Исчезновение. Удивительно, но благодаря этой теме фильм четко формулирует то значение, которое он придает связям между персонажами. Как мы уже говорили, на молодые плечи Асуны легло бремя тройной утраты: потеря отца, потеря Сюна и потеря Мими. Но ее спутникам едва ли лучше, чем ей. Син потерял брата, а Морисаки все еще оплакивает смерть жены. Иными словами, не жажда приключений и другие благородные или возвышенные причины, а горе и утрата связывают трех героев фильма и направляют их действия. То, как Синкай преподносит это, особенно показательно. Когда в первой части фильма Асуна узнает о смерти Сюна, она отправляется на мыс, где они проводили время вместе, и зовет его во весь голос, как одинокая птица, пролетающая над землей. Страх перед его исчезновением вызывает в девушке воспоминания о смерти отца и его погребении под снегом. Мать девушки, прежде чем разрыдаться, говорит ей, что она не должна желать возвращения отца, потому что смерть – это часть жизни. Этот совет предвосхищает поиски Морисаки и Асуны во второй половине фильма. В конце флешбэка Асуна уже не стоит на мысе, а лежит, словно раздавленная своим горем, и Синкай накладывает голос Морисаки, читающего книгу, на кадр с ее поникшим силуэтом и видом на море изумрудных деревьев: «И вот его жена умерла».

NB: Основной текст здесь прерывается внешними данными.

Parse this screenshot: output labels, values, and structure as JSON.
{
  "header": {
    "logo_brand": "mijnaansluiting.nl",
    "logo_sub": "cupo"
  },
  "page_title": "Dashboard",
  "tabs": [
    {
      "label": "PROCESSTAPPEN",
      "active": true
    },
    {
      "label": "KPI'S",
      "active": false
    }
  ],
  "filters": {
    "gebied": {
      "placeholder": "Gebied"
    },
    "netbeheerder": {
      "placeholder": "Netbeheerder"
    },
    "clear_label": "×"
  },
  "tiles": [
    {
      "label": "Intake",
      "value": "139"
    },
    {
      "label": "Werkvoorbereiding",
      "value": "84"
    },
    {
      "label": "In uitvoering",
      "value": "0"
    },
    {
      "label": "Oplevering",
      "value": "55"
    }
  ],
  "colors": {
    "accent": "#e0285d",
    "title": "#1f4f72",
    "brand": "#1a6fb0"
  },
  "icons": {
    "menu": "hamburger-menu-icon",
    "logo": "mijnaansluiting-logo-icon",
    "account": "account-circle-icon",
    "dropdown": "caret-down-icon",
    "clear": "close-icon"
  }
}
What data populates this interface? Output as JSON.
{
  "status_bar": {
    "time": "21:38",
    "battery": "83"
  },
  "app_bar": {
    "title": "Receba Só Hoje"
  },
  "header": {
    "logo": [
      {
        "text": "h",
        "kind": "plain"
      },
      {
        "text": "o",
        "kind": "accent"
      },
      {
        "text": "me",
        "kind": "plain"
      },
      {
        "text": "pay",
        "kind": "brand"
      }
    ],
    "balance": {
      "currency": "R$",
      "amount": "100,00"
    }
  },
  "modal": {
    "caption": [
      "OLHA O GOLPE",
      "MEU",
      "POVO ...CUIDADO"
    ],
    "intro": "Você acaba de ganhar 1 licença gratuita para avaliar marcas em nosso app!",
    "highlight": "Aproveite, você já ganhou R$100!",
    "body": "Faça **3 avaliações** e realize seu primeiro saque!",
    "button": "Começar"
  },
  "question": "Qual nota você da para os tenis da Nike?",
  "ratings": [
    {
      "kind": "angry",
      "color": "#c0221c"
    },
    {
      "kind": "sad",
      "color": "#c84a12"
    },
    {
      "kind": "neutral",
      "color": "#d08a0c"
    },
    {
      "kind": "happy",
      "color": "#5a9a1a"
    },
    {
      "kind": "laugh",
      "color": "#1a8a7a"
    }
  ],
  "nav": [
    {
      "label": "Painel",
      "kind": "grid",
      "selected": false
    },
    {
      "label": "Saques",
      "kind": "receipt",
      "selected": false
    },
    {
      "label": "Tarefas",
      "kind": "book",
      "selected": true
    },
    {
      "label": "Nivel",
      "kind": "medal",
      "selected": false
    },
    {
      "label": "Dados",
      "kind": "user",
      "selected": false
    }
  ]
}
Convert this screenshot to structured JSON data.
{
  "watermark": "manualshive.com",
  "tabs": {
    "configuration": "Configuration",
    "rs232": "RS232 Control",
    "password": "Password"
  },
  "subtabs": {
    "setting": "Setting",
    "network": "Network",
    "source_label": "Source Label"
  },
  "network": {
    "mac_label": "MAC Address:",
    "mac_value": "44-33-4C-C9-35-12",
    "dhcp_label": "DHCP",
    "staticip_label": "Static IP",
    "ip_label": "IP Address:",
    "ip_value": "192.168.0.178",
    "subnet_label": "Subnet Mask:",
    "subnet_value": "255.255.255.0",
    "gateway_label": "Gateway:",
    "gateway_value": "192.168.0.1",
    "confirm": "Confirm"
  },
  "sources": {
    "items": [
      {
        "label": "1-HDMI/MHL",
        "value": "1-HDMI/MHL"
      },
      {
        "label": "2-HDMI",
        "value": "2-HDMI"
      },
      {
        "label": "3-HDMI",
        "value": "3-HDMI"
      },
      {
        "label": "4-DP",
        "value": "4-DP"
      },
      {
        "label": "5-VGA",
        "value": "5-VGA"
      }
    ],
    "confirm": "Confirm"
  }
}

В одной сцене режиссер соединяет трех убитых горем персонажей, каждый из которых обращается к другому и отвечает ему, будто их боль резонирует друг с другом. В этой идее есть что-то виртуозное, что наводит на мысль о глубокой интертекстуальности «Ловцов». Хотя траур, очевидно, не особенно приятный способ объединения людей, он создает между героями общность несчастья, и боль, которую они разделяют, становится связующим звеном, которое объединяет их и связывает не только внутри, но и снаружи. Морисаки посещает заснеженнную могилу своей жены – его горе того же цвета, что и горе Асуны: цвета темно-серого зимнего пейзажа. В более оптимистичном ключе клятва, которую учитель дает Асуне перед спуском во врата Жизни и Смерти, совпадает с клятвой, которую дала ему Лиза: «Даже после моей смерти продолжай жить, как должен». В его устах это звучит так: «Асуна, я хочу, чтобы ты жила».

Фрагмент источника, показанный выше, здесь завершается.